FOG Computing
Mahmoud Kamal???? (PMP?)
Strategic IT Manager Accelerating Business Growth through Technology Solutions (Bussiness Development | Digital Transformation | SAP Admin| Cloud Computing | IT Infrastructure | Cybersecurity | Project Management
Fog computing or fog networking, also known as fogging, is an architecture that uses edge devices to carry out a substantial amount of computation, storage, and communication locally and routed over the Internet backbone.
Fog computing, also called Edge Computing, is intended for distributed computing where numerous "peripheral" devices connect to a cloud
Many of these devices will generate voluminous raw data (e.g., from sensors), and rather than forward all this data to cloud-based servers to be processed, the idea behind fog computing is to do as much processing as possible using computing units co-located with the data-generating devices, so that processed rather than raw data is forwarded, and bandwidth requirements are reduced.

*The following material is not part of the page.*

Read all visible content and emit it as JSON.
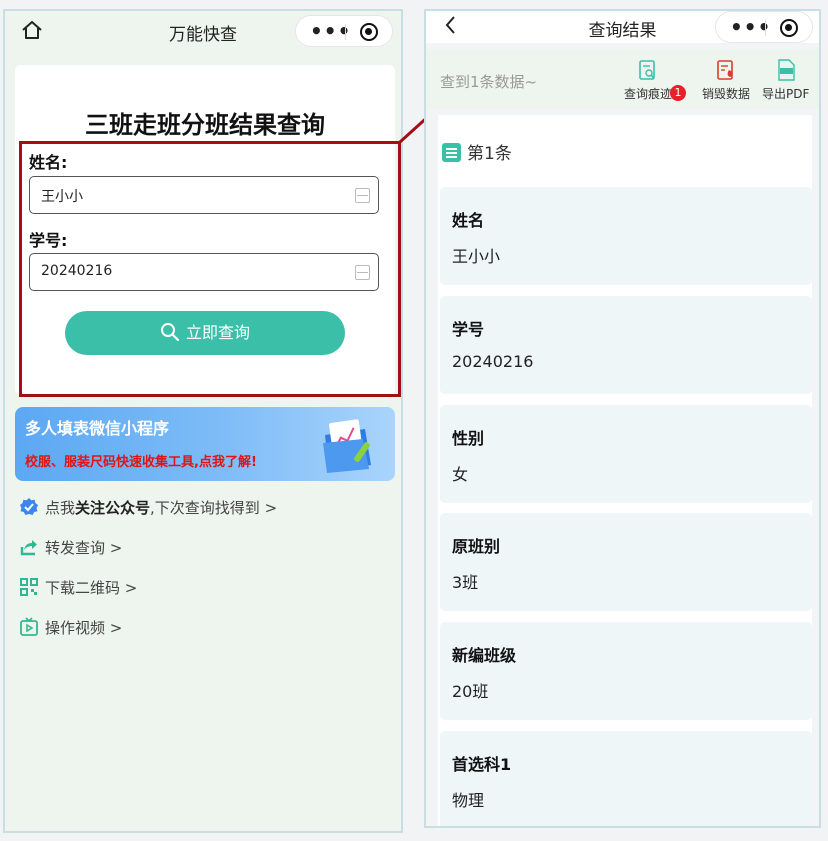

And this allows to get the most benefits from connection between devices and cloud this concept almost use to analytic data which received from the sensors that we using todays at most of internet of things devices
An additional benefit is that the processed data is most likely to be needed by the same devices that generated the data, so that by processing locally rather than remotely, the latency between input and response is minimized. This idea is not entirely new: in non-cloud-computing scenarios, special-purpose hardware (e.g., signal-processing chips performing Fast Fourier Transforms) has long been used to reduce latency and reduce the burden on a CPU.